A bipartisan Pennsylvania commission unanimously recommended a new school funding formula Thursday that would account for several student-weighted factors including poverty.
The proposed formula — which would affect only new spending — calls for Pennsylvania to provide districts with predictable, student-weighted funding that accounts for enrollment changes, poverty, how many students are learning English as a second language, as well as enrollment in charter schools.
The proposed formula would also account for a district’s ability to raise funds locally — keeping in mind a locality’s median household income and how much it taxes property already.
The commission also calls for a formula that accounts for the fact that districts serving large, sparsely-populated rural areas require additional funding because of logistical issues.
Philadelphia school officials lauded the commission’s report.
“The Commission took on a serious challenge, engaged in thoughtful fact-finding and discussion, and emerged with a formula that is good for the future of education in Philadelphia and across the state,” said Superintendent William Hite in an official statement. “We are immensely grateful for their efforts.”
Pennsylvania is one of three states in the nation without a weighted student education formula. The U.S. Department of Education says that Pennsylvania has the largest gap in funding between rich and poor school districts.
“I’m really surprised that the way we fund schools hasn’t ended up in a court case,” said state Sen. Mike Folmer (R-Lancaster) at Thursday’s hearing.
(Actually it has.)
To the chagrin of many education advocates, the commission did not recommend how much a district should spend per-pupil to ensure that students have the necessary supports to meet standards.
The proposed formula does not suggest how large the pie should be, only how it should be sliced.
“The scope of the school funding commission was far too narrow far to solve our school funding crisis,” said Donna Cooper, executive director of Public Citizens for Children and Youth. “And as a result there’s still a lot of work for the legislature to do.”
Commission co-chairman Rep. Mike Vereb (R-Montgomery) said adhering to a narrow focus was crucial in order to reach a consensus.
“One thing that I think was key to our success is keeping out any recommendations by a governor or a caucus about what is the right amount of money for educating our youth,” he said, “in other words not tying in budget negotiations with the ability to come to a final product.”
Many of the commission members acknowledged that the legislature still had much to sort out regarding appropriate levels of school funding, but found the bipartisan nature of the commission’s report to be an encouraging sign.

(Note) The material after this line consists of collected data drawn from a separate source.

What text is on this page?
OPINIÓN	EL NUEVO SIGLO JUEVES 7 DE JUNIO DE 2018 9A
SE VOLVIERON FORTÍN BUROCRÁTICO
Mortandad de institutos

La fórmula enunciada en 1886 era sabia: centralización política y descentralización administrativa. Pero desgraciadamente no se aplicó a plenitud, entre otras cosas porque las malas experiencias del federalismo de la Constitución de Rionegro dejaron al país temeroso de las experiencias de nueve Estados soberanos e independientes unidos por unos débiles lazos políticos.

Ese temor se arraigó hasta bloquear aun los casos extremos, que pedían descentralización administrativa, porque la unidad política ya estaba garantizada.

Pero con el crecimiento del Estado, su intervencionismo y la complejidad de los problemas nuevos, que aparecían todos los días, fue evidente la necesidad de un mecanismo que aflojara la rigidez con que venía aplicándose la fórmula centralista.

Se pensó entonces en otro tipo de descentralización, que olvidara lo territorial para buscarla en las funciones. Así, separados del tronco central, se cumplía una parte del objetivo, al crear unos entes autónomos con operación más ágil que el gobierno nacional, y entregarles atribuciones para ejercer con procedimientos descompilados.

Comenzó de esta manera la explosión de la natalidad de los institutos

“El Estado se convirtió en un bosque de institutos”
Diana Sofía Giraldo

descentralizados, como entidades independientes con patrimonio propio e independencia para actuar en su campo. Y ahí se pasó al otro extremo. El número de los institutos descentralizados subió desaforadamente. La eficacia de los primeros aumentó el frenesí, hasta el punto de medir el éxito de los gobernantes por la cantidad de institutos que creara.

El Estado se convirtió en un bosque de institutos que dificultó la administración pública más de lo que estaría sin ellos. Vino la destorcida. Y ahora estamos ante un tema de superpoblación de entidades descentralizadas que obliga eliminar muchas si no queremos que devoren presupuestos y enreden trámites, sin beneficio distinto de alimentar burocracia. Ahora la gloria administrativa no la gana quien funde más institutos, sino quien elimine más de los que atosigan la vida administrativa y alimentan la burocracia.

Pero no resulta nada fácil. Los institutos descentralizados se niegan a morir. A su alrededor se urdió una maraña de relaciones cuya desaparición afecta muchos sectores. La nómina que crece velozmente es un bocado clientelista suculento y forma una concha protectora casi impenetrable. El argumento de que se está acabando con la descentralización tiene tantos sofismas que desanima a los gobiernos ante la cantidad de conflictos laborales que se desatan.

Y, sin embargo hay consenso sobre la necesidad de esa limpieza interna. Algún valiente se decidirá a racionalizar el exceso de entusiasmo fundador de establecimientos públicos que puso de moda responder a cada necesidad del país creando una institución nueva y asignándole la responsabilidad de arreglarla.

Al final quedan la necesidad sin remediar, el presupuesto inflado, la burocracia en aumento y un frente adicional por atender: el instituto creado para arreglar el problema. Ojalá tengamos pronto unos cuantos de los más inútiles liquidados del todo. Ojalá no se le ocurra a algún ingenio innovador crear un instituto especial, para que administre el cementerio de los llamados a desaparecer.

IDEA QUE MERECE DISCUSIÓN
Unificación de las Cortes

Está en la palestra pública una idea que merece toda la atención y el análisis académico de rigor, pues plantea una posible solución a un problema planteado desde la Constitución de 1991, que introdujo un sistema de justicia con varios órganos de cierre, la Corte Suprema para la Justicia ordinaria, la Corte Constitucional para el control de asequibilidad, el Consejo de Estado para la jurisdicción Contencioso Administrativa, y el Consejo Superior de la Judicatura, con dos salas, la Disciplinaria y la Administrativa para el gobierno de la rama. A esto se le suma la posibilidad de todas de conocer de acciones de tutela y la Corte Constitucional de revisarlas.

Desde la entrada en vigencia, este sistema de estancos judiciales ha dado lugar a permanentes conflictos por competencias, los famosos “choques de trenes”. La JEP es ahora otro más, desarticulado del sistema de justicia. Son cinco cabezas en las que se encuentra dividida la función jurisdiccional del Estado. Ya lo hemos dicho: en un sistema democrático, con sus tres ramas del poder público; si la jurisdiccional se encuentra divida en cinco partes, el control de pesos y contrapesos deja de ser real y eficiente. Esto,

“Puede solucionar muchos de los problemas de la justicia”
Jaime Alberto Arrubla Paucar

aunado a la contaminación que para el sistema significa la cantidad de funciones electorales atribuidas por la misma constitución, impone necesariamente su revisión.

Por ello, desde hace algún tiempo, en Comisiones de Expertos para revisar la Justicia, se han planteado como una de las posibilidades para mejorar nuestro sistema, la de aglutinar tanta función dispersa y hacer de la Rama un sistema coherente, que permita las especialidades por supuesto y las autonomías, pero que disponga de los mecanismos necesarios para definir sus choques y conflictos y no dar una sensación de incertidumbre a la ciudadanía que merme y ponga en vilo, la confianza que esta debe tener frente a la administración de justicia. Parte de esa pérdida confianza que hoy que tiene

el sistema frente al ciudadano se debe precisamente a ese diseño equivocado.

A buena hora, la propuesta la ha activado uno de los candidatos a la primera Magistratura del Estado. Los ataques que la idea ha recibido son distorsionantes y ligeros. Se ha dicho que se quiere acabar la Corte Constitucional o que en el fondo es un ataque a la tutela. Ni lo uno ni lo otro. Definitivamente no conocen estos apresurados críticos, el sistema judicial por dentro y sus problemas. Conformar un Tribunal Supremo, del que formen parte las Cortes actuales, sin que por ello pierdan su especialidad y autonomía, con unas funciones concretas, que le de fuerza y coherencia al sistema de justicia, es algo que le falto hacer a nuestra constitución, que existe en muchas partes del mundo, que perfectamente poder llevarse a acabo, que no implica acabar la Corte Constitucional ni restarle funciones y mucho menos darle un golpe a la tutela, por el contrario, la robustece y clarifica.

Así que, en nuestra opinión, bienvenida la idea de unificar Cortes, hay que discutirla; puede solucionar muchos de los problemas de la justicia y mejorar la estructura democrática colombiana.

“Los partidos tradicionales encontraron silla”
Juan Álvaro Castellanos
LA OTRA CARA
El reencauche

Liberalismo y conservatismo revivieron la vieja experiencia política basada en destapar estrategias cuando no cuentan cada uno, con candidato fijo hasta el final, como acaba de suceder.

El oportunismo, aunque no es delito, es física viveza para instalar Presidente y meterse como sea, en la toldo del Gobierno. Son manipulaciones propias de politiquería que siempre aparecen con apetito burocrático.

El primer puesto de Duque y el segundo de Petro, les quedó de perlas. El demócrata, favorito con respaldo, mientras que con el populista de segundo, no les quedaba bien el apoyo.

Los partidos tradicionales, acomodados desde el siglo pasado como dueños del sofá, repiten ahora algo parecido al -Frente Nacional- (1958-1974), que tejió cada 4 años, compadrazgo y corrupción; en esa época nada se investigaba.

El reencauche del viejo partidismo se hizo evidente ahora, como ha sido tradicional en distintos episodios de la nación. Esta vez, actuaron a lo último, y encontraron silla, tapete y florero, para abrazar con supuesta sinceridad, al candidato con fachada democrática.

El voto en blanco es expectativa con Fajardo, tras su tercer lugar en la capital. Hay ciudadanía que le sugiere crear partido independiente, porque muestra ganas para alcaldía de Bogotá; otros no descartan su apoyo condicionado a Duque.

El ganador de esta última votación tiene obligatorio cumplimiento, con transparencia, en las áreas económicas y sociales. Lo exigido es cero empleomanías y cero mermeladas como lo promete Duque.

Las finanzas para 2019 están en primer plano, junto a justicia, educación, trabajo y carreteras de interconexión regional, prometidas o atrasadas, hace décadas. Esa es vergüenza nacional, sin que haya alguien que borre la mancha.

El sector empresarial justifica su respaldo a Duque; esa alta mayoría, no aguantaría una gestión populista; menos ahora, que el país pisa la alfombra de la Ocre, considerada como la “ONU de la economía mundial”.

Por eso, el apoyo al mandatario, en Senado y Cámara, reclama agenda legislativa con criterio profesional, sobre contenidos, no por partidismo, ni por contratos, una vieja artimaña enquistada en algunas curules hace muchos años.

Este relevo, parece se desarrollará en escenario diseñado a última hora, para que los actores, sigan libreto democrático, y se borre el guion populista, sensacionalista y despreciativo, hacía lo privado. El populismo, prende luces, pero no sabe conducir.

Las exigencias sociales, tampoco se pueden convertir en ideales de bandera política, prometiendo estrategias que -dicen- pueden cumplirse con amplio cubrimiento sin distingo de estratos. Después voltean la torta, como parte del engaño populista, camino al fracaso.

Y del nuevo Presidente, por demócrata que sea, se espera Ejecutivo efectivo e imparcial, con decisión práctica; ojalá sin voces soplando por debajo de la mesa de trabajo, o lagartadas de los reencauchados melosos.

“Let’s not let the perfect be the enemy of the very, very good here,” said state Sen. Robert Teplitz (D-Dauphin).
Still ‘holding harmless’
For years, the Pennsylvania Legislature has divided state education aid in ways that ensure that districts do not receive less funding than the year before.
This “hold harmless” practice has worked to the advantage of clusters of districts in Western and Northern Pennsylvania whose funding has been maintained despite enrollment declines.
If hold harmless were completely eliminated, the commission says that it would devastate many school districts. Three hundred and twenty of the state’s 500 school districts would receive a combined $1 billion less.
Therefore, the panel says its formula — at least for now — should be applied to new money only.
“We have to address hold harmless in a separate piece of legislation,” said Vereb.
Under the new formula, new funding would not be subject to hold harmless practices.
Bishop Dwayne Royster, executive director of POWER (Philadelphians Organized to Witness, Empower and Rebuild), said he was “cautious, but hopeful” about the panel’s report.
The religiously-affiliated Philadelphia-based group advocates for ending the racial bias that exists in the state’s current funding model.
If the new formula only applies to a relatively small amount of new funding, Royster worries that the change will have minimal effect in undoing systemic inequalities.
Moving forward and other recommendations
The report needs the blessing of the general assembly, as well as Gov. Tom Wolf in order to be implemented.
The Wolf administration wants to restore the education funding that was cut in the past few years from the state’s poorest districts before implementing the new formula.
The 15-member basic education funding commission made its recommendations after a year of study which included more than a dozen public hearings across the Commonwealth, at which members received input from school officials as well as the public.
The commission included six lawmakers from each party, divided equally between the house and senate. It also included three members of the governor’s administration. Gov. Tom Wolf’s appointees recently replaced former Gov. Tom Corbett’s picks.
The panel also made informal recommendations. It asked the general assembly to consider creating a fund to help some districts study the possibility of consolidation, which may achieve savings through economies of scale.
It also calls the legislature to consider reimbursing districts for the cost of school crossing guards.
The commission also acknowledged the fact that school districts may incur additional costs when they serve students who are homeless, in foster care, experience trauma, and are transient — as well as those who are gifted or in career technical programs.
The commission asked the general assembly to consider these student groupings in their funding deliberations, but did not propose weights for these factors.